Don Marcos era entonces magistrado de la Corte de Justicia en Oaxaca; también catedrático de derecho público y constitucional en el Instituto de Ciencias y Artes. Tenía 44 años. Era originario de San Pedro Teococuilco, en el distrito de Ixtlán, zapoteco por todos los costados, al igual que Miguel Méndez y Benito Juárez. Su padre (“quien tenía algunas proporciones”) lo mandó de joven a estudiar a Oaxaca, primero al seminario, luego al instituto, por lo que tuvo una trayectoria bastante similar a la de sus paisanos, Méndez y Juárez.

Había por aquellos tiempos, entre los indígenas del estado, algunos que eran muy ricos, amos de tierras, dueños de ovejas y chivos. La naturaleza de la conquista en Oaxaca, pacífica en comparación con la que tuvo lugar en otros sitios, significó que los caciques de las comunidades que colaboraron con los conquistadores recibieron autorización para conservar su patrimonio.

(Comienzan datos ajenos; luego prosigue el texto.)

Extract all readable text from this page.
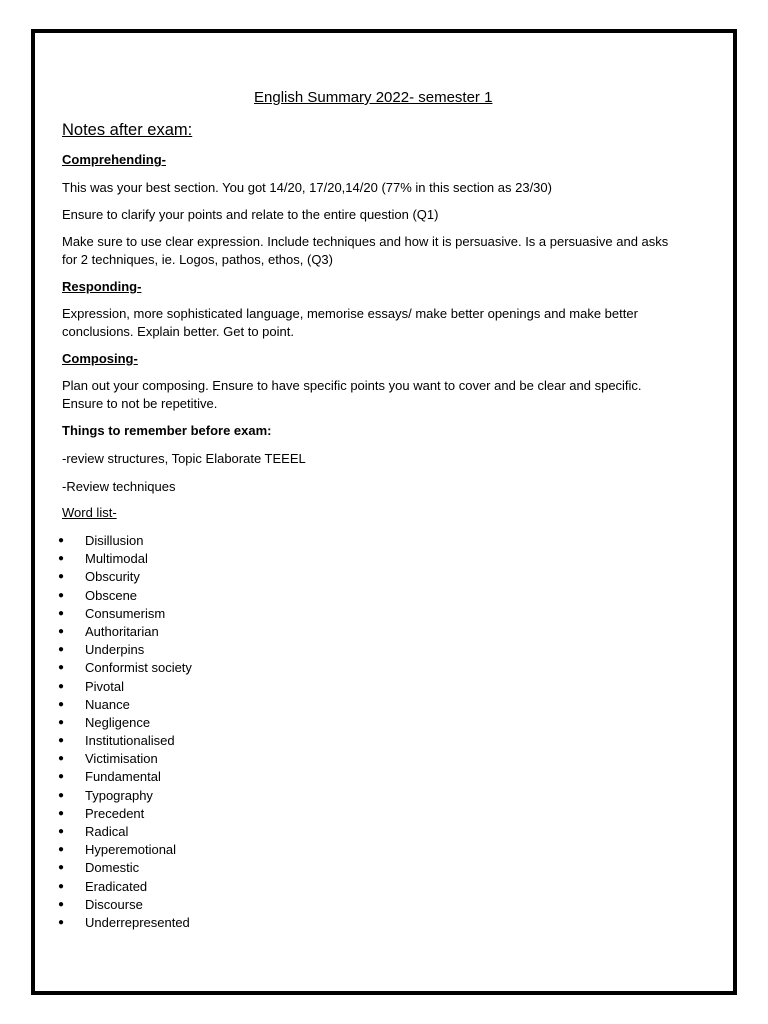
English Summary 2022- semester 1
Notes after exam:
Comprehending-
This was your best section. You got 14/20, 17/20,14/20 (77% in this section as 23/30)
Ensure to clarify your points and relate to the entire question (Q1)
Make sure to use clear expression. Include techniques and how it is persuasive. Is a persuasive and asks for 2 techniques, ie. Logos, pathos, ethos, (Q3)
Responding-
Expression, more sophisticated language, memorise essays/ make better openings and make better conclusions. Explain better. Get to point.
Composing-
Plan out your composing. Ensure to have specific points you want to cover and be clear and specific. Ensure to not be repetitive.
Things to remember before exam:
-review structures, Topic Elaborate TEEEL
-Review techniques
Word list-
● Disillusion
● Multimodal
● Obscurity
● Obscene
● Consumerism
● Authoritarian
● Underpins
● Conformist society
● Pivotal
● Nuance
● Negligence
● Institutionalised
● Victimisation
● Fundamental
● Typography
● Precedent
● Radical
● Hyperemotional
● Domestic
● Eradicated
● Discourse
● Underrepresented
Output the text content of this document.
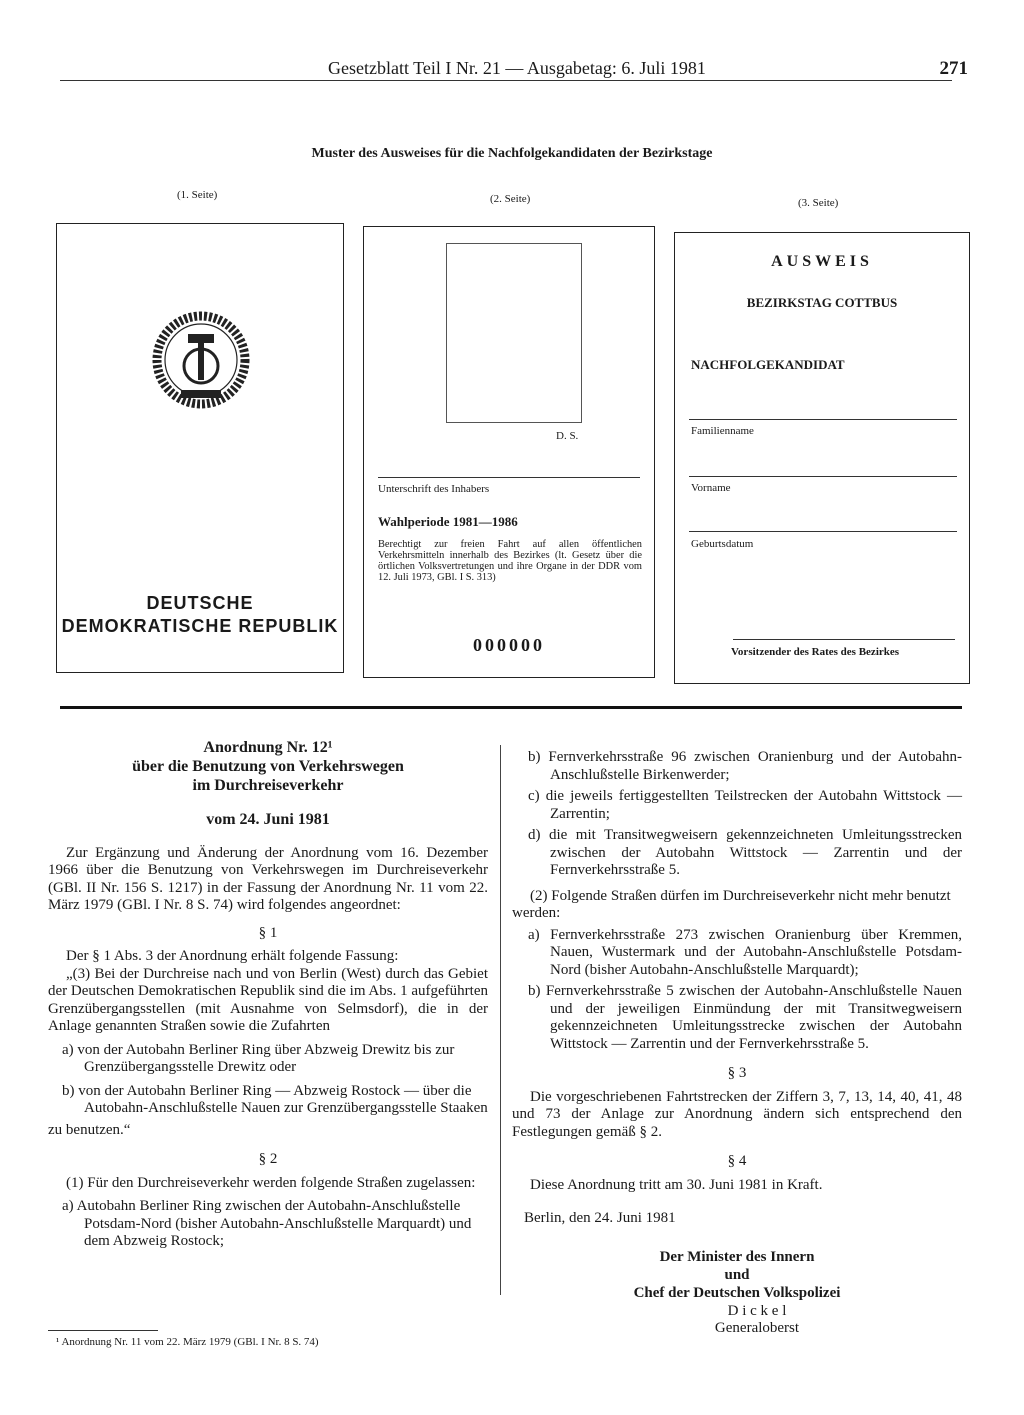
Gesetzblatt Teil I Nr. 21 — Ausgabetag: 6. Juli 1981	271
Muster des Ausweises für die Nachfolgekandidaten der Bezirkstage
(1. Seite)	(2. Seite)	(3. Seite)
DEUTSCHE
DEMOKRATISCHE REPUBLIK
D. S.
Unterschrift des Inhabers
Wahlperiode 1981—1986
Berechtigt zur freien Fahrt auf allen öffentlichen Verkehrsmitteln innerhalb des Bezirkes (lt. Gesetz über die örtlichen Volksvertretungen und ihre Organe in der DDR vom 12. Juli 1973, GBl. I S. 313)
000000
AUSWEIS
BEZIRKSTAG COTTBUS
NACHFOLGEKANDIDAT
Familienname
Vorname
Geburtsdatum
Vorsitzender des Rates des Bezirkes
Anordnung Nr. 12¹
über die Benutzung von Verkehrswegen
im Durchreiseverkehr
vom 24. Juni 1981

Zur Ergänzung und Änderung der Anordnung vom 16. Dezember 1966 über die Benutzung von Verkehrswegen im Durchreiseverkehr (GBl. II Nr. 156 S. 1217) in der Fassung der Anordnung Nr. 11 vom 22. März 1979 (GBl. I Nr. 8 S. 74) wird folgendes angeordnet:

§ 1

Der § 1 Abs. 3 der Anordnung erhält folgende Fassung:

„(3) Bei der Durchreise nach und von Berlin (West) durch das Gebiet der Deutschen Demokratischen Republik sind die im Abs. 1 aufgeführten Grenzübergangsstellen (mit Ausnahme von Selmsdorf), die in der Anlage genannten Straßen sowie die Zufahrten

a) von der Autobahn Berliner Ring über Abzweig Drewitz bis zur Grenzübergangsstelle Drewitz oder

b) von der Autobahn Berliner Ring — Abzweig Rostock — über die Autobahn-Anschlußstelle Nauen zur Grenzübergangsstelle Staaken

zu benutzen.“

§ 2

(1) Für den Durchreiseverkehr werden folgende Straßen zugelassen:

a) Autobahn Berliner Ring zwischen der Autobahn-Anschlußstelle Potsdam-Nord (bisher Autobahn-Anschlußstelle Marquardt) und dem Abzweig Rostock;

¹ Anordnung Nr. 11 vom 22. März 1979 (GBl. I Nr. 8 S. 74)

b) Fernverkehrsstraße 96 zwischen Oranienburg und der Autobahn-Anschlußstelle Birkenwerder;

c) die jeweils fertiggestellten Teilstrecken der Autobahn Wittstock — Zarrentin;

d) die mit Transitwegweisern gekennzeichneten Umleitungsstrecken zwischen der Autobahn Wittstock — Zarrentin und der Fernverkehrsstraße 5.

(2) Folgende Straßen dürfen im Durchreiseverkehr nicht mehr benutzt werden:

a) Fernverkehrsstraße 273 zwischen Oranienburg über Kremmen, Nauen, Wustermark und der Autobahn-Anschlußstelle Potsdam-Nord (bisher Autobahn-Anschlußstelle Marquardt);

b) Fernverkehrsstraße 5 zwischen der Autobahn-Anschlußstelle Nauen und der jeweiligen Einmündung der mit Transitwegweisern gekennzeichneten Umleitungsstrecke zwischen der Autobahn Wittstock — Zarrentin und der Fernverkehrsstraße 5.

§ 3

Die vorgeschriebenen Fahrtstrecken der Ziffern 3, 7, 13, 14, 40, 41, 48 und 73 der Anlage zur Anordnung ändern sich entsprechend den Festlegungen gemäß § 2.

§ 4

Diese Anordnung tritt am 30. Juni 1981 in Kraft.

Berlin, den 24. Juni 1981

Der Minister des Innern
und
Chef der Deutschen Volkspolizei
D i c k e l
Generaloberst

Durante la Colonia, por lo demás, en contraste con otras partes, la base de la economía no fue la minería sino la grana –es decir, la producción de nopales de cochinilla, cultivada no por los españoles sino por las comunidades, sobre todo las zapotecas y las mixtecas–. “Desde hace tres siglos –según un testimonio– el indio saca de este producto sumas inmensas.” Había por ello familias de linaje entre los indígenas de Oaxaca. Don Marcos descendía de una de ellas. Combinaba su trabajo en el foro con su quehacer en la academia, y ambos con su labor en la política del Estado.

Comenzó de joven su relación con la Corte de Justicia de Oaxaca. A mediados de los cuarenta, luego de una estancia en Jamiltepec, era ya magistrado de aquella corte, miembro de la junta que dirigía el instituto y diputado en el Congreso de Oaxaca, al lado de conservadores como Guergué y liberales como Díaz Ordaz, y sería después –por unos días, antes que Juárez– gobernador de Oaxaca. El primer indígena en ocupar ese cargo en el estado.